Derzeit macht kaum ein Land Hoffnung. Vielerorts sind Rechtspopulisten, Autokraten und Diktatoren auf dem Vormarsch. Doch gibt es gelegentlich Überraschungen, die für Betroffene wie etwa Sithu Aung Myint einen Unterschied machen. Der Kolumnist aus Myanmar kam vergangene Woche völlig unerwartet durch eine Amnestie der Militärjunta frei.
Im Juli 2015 hatte er an einem vom Auswärtigen Amt unterstützten Workshop der taz Panter Stiftung in Berlin teilgenommen. Als ältester Teilnehmer bereicherte er die Gruppe der Nachwuchsjournalisten aus dem lange isolierten Land und fiel durch fundierte Analysen auf.
Gern schrieb er später auch für die taz, als die Panter Stiftung zum Militärputsch vom 1. Februar 2021 eine Beilage von früheren Workshopteilnehmern veröffentlichte. Sithu Aung Myint ging für die taz der Frage nach, warum die gestürzte De-facto-Regierungschefin Aung San Suu Kyi bei den Anti-Junta-Protesten noch als Freiheitsikone galt, obwohl sie so wenig erreicht hatte.
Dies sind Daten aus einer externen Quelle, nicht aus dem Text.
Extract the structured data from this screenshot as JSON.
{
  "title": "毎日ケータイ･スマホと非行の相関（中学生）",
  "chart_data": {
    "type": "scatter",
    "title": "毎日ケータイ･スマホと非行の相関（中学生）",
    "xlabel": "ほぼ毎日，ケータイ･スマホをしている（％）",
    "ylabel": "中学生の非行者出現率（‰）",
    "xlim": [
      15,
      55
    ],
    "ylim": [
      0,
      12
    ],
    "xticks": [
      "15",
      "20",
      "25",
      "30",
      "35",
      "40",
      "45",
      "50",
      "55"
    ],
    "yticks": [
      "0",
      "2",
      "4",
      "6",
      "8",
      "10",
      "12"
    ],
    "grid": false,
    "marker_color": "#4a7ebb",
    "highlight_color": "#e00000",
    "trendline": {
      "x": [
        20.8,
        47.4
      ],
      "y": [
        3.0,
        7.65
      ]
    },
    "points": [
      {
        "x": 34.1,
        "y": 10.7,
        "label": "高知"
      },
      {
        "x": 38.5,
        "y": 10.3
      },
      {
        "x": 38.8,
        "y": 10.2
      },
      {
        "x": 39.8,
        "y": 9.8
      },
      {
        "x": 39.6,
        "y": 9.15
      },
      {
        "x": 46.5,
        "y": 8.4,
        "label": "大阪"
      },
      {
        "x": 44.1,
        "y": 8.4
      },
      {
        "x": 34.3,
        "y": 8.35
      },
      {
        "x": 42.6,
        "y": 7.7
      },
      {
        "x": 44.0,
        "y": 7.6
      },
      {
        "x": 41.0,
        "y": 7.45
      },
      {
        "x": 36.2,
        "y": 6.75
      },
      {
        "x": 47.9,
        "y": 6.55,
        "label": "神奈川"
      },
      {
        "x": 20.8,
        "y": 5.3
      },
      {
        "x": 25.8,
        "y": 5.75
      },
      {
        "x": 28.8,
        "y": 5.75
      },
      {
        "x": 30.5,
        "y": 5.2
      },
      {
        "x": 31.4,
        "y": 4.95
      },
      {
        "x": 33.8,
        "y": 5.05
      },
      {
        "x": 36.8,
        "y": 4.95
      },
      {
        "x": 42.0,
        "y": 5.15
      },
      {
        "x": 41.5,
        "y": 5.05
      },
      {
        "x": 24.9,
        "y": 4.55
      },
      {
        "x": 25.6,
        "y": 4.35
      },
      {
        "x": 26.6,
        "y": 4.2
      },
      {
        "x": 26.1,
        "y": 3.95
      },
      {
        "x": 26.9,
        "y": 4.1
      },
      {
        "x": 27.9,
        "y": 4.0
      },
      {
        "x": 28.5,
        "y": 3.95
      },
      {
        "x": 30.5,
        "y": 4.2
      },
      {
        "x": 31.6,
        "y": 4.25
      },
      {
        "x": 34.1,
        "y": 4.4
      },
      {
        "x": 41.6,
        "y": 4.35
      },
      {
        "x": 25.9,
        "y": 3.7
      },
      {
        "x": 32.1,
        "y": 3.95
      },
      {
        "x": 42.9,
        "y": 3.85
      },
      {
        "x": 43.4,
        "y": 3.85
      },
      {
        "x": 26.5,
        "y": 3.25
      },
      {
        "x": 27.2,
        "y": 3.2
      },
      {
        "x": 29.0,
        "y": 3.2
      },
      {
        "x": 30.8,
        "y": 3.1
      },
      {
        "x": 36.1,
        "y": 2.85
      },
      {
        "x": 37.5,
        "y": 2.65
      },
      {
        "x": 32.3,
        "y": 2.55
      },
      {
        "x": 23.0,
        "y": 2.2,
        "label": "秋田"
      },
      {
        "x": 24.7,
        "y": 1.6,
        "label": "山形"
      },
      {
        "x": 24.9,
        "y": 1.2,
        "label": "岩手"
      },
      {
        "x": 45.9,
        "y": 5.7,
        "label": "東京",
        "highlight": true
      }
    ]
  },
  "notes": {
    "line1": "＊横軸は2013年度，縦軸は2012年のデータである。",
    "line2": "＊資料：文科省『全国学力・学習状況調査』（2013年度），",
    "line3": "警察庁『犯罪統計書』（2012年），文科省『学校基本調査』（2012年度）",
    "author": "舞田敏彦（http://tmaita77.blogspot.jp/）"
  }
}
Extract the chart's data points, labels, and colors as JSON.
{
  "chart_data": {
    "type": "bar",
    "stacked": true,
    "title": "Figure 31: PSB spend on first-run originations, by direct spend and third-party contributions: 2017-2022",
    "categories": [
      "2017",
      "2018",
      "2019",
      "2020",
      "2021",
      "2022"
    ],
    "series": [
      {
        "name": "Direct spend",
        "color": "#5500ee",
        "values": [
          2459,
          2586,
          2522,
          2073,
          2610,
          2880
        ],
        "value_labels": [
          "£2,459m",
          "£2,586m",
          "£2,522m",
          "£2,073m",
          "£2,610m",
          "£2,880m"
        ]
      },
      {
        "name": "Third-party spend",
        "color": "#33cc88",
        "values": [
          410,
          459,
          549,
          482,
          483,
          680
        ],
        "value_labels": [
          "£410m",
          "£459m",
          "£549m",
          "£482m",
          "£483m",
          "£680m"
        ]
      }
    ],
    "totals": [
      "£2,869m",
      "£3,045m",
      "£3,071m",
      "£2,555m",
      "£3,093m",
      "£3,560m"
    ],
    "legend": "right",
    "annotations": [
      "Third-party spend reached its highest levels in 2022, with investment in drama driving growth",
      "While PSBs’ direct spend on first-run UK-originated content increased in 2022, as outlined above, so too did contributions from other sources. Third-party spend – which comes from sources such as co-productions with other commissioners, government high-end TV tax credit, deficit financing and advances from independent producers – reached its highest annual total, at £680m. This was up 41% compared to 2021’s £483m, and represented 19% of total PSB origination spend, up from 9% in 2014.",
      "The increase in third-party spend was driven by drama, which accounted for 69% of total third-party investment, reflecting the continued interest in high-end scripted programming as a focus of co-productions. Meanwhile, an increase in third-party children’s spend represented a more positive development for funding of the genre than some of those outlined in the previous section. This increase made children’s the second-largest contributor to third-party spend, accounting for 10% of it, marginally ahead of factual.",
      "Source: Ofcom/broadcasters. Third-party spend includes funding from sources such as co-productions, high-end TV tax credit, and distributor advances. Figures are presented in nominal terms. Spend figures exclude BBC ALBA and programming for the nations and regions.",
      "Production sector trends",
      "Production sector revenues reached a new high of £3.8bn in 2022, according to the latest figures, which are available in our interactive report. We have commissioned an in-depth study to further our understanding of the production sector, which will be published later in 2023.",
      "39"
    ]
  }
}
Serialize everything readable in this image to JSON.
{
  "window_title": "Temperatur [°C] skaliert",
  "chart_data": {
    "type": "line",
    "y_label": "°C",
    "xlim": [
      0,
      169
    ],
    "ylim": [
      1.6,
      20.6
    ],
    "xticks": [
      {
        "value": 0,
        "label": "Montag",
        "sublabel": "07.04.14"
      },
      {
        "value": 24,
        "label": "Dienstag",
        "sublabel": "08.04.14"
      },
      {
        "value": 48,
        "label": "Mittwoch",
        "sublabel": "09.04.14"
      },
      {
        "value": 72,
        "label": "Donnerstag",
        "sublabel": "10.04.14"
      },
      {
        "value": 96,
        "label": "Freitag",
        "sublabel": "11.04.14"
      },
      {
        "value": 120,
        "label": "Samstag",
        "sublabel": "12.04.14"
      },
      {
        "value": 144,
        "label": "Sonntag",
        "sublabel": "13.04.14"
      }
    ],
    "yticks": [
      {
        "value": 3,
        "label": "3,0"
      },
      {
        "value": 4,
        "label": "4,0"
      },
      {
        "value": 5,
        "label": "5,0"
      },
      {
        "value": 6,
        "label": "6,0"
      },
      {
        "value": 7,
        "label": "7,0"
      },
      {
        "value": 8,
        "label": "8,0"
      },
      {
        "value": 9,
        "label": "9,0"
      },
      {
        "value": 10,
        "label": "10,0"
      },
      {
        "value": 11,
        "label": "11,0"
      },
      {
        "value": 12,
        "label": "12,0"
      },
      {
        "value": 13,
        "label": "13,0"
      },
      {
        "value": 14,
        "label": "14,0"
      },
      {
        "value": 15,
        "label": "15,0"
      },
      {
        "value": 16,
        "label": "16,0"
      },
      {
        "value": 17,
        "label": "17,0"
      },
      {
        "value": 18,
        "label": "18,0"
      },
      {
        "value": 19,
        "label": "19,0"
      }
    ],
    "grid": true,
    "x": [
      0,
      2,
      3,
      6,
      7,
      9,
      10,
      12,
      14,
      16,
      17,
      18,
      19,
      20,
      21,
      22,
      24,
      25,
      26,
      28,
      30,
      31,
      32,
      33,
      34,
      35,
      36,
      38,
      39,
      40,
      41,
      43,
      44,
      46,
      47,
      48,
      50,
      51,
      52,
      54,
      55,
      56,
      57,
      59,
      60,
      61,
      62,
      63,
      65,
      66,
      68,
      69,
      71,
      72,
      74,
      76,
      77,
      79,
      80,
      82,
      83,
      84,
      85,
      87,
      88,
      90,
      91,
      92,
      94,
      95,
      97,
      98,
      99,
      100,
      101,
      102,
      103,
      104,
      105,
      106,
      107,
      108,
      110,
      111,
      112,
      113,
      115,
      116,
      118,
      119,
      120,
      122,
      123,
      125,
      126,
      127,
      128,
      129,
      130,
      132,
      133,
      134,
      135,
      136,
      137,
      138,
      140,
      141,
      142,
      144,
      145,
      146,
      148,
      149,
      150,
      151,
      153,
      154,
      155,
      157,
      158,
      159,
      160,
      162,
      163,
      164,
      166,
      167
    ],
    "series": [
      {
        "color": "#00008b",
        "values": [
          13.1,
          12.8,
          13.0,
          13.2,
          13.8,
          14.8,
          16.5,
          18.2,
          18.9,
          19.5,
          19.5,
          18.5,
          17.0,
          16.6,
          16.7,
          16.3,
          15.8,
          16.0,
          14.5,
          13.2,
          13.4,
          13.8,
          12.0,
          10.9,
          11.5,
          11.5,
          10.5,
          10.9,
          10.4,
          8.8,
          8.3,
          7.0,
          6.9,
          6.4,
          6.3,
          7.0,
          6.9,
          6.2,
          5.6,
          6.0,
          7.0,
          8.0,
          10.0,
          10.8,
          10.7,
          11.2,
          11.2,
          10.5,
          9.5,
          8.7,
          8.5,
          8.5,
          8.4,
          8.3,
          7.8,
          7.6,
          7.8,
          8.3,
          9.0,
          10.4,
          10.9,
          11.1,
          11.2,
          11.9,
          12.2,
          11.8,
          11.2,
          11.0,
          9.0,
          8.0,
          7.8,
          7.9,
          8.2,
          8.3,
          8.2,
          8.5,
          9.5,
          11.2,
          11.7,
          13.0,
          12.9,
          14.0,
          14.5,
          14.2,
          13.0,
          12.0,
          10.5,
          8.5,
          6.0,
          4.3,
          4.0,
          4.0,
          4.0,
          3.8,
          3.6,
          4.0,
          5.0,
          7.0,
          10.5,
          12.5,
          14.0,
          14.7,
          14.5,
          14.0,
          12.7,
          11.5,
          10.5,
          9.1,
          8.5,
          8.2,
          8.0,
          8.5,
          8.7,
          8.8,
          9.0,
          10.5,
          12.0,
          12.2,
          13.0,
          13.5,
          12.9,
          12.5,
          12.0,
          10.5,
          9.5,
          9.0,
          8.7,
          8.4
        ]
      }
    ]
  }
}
Als das Putschregime die Massenproteste zusammenzuschießen begann und erste Journalisten festnahm, tauchte Sithu Aung Myint unter. „Nach mir wird gefahndet wegen angeblicher Aufwiegelung. Zweimal hat ein vom Militär kontrollierter Sender das schon verbreitet“, schrieb er der taz im Juni 2021 aus seinem Versteck.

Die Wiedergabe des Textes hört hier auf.